Profane doings with no archetypal basis are sins, representative of man’s decline from the ideal and immutable into the particular, the individuated, the transitory—into history, which appears to the archaic mind as a cumulus of guilt to be sloughed off, thereby regenerating the cosmos and the self. This is often accomplished in new year ceremonies, which reenact the defeat of a chaos demon by a god who establishes the created order—Marduk/Tiamat, Re/Apophis, etc.—and which typically feature the confession and annulment of sins, the expulsion of evil spirits and diseases, and a restored communion between the living and the dead; all made possible by the abolition of profane time. The motif of cosmic restoration may likewise be found in rituals pertaining to marriage, childbirth, the founding of a city, and numerous other events critical to communal life.

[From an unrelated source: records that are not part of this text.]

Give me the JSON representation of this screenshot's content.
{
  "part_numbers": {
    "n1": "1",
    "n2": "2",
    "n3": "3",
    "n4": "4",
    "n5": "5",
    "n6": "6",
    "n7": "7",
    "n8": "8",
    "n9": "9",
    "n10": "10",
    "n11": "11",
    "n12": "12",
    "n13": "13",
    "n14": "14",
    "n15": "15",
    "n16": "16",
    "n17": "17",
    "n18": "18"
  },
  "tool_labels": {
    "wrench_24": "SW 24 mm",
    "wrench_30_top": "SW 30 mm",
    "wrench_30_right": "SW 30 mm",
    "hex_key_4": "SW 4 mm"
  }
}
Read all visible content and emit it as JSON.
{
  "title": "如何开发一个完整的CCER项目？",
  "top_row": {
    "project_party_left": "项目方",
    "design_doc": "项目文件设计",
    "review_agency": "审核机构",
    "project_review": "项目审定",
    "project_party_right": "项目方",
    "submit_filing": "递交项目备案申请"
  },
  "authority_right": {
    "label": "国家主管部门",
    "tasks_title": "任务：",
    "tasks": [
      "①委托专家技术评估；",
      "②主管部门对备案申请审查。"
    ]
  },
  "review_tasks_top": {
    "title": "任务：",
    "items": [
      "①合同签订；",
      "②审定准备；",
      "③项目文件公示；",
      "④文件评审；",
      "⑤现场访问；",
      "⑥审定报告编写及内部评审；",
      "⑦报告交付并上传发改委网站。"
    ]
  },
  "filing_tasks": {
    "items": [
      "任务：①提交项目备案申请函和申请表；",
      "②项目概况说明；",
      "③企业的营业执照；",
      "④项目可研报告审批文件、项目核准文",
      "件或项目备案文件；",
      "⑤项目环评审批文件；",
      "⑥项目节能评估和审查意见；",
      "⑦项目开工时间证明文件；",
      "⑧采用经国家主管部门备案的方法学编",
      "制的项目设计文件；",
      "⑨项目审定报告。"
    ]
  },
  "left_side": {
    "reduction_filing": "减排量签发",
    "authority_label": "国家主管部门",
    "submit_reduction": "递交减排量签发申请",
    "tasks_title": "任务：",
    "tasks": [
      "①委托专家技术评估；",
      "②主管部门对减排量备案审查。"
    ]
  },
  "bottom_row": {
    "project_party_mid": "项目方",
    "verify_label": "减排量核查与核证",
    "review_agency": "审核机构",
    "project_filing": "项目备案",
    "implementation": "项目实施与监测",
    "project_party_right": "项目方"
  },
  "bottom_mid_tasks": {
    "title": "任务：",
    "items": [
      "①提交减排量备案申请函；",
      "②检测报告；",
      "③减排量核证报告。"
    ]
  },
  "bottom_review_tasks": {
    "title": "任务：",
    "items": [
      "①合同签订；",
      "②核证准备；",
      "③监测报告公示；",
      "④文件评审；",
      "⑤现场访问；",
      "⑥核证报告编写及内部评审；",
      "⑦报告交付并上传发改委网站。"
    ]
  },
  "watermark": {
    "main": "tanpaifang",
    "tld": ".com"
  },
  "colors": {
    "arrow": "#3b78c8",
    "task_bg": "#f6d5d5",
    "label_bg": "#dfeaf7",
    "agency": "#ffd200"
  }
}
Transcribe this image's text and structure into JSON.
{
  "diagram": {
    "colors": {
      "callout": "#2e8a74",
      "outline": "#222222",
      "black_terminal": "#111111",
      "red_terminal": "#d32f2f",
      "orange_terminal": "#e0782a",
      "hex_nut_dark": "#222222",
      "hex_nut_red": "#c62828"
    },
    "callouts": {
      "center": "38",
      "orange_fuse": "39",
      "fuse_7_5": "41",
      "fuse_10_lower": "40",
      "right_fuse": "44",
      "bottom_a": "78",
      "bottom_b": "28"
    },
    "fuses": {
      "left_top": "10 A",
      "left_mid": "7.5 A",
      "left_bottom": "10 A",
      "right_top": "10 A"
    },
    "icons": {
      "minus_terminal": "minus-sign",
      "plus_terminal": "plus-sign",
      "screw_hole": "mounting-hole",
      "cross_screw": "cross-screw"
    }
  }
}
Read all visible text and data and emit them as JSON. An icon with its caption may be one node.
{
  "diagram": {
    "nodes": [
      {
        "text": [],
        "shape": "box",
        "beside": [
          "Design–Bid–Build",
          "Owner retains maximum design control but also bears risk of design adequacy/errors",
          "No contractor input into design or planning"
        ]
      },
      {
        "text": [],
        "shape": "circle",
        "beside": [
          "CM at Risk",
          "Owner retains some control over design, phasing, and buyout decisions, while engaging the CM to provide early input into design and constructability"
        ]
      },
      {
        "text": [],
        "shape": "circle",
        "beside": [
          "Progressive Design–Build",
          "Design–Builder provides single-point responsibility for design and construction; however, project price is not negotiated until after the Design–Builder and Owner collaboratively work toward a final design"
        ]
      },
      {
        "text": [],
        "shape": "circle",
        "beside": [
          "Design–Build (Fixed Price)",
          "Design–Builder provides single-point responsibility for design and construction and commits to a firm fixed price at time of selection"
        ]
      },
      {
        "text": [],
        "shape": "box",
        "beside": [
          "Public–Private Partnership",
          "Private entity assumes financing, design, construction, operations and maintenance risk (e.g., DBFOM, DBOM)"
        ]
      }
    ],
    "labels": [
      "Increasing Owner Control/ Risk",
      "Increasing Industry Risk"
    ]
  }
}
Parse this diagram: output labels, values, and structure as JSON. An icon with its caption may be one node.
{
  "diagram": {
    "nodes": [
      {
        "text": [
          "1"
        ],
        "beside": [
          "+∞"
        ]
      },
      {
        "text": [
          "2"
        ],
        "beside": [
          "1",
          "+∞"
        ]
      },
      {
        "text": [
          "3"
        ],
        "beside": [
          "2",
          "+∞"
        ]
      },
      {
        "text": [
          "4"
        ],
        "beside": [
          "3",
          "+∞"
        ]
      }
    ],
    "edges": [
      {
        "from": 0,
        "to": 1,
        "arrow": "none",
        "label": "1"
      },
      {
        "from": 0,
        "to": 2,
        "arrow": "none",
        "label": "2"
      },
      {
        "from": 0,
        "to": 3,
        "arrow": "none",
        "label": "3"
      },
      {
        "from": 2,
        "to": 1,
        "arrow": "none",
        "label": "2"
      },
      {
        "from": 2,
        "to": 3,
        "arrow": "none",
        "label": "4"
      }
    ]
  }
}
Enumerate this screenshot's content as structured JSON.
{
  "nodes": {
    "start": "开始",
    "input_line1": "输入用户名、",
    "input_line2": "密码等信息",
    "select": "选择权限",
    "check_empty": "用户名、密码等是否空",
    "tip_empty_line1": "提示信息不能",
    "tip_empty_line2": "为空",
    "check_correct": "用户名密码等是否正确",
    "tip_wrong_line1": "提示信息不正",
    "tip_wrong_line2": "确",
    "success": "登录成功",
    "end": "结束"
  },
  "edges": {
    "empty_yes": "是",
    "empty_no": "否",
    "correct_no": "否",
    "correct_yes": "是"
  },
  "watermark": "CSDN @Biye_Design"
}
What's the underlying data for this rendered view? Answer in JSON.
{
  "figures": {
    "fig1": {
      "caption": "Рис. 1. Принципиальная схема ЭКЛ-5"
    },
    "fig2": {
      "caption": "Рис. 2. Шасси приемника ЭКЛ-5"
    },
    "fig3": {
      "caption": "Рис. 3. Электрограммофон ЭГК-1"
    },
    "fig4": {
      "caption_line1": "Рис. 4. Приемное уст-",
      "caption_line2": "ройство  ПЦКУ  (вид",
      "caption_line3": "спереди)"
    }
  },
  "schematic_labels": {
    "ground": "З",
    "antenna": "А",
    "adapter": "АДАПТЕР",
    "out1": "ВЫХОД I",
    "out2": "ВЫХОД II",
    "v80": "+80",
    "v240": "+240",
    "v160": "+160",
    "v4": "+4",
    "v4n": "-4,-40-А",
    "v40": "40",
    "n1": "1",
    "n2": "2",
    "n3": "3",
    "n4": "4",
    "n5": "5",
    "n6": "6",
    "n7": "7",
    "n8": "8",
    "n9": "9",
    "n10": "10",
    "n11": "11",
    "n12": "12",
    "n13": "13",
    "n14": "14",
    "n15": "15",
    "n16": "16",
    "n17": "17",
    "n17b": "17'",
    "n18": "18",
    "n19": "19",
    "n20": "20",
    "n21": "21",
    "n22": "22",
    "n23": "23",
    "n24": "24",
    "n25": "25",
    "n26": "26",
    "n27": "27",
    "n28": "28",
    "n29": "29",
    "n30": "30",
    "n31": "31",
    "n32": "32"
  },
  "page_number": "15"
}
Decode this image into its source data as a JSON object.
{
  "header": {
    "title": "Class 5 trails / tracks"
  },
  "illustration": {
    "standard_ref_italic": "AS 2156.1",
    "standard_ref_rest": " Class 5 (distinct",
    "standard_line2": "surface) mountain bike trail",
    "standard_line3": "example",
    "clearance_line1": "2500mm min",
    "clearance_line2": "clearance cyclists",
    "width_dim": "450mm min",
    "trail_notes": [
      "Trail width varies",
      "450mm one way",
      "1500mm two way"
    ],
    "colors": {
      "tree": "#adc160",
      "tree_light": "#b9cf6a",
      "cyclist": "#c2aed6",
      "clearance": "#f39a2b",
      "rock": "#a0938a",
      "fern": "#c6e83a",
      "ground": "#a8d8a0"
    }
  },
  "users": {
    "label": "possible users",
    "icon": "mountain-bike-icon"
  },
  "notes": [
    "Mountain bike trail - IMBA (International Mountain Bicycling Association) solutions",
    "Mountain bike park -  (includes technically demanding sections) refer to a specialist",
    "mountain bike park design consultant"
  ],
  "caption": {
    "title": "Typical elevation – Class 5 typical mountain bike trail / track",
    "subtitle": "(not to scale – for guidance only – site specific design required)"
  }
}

Eliade asserts that Abrahamic religion pioneered the linear understanding of time familiar to the modern consciousness by positing a God who is not content merely to establish patterns of regenerative behavior, but who reveals himself in concrete historical events. Even the calamities of history become “negative theophanies,” and therefore real and irrevocable. While Abrahamic history is still suspended between the in illo tempore of the beginning and the end, the interval of time has taken on an increasing significance in the modern age. Since Hegel and Marx, the Western mind has endowed history with its own redemptive power—though not completely. Hegel, of course, justified history as the manifestation of a Universal Spirit, echoing the likes of Joachim of Fiore and the Hebrew prophets, while Marx retained a shadowy end-time concept in which the alienating forces that constitute human history as we have heretofore known it would finally be overcome.
For Eliade, history cannot be entirely autonomous: it must stand or fall with its animating Spirit. He ends by suggesting that modern man can only bear the burden of history—now weightier than ever—and transcend “the horizon of archetypes and repetition,” thereby discovering a newfound existential freedom, through a uniquely Abrahamic religious exercise: that of faith.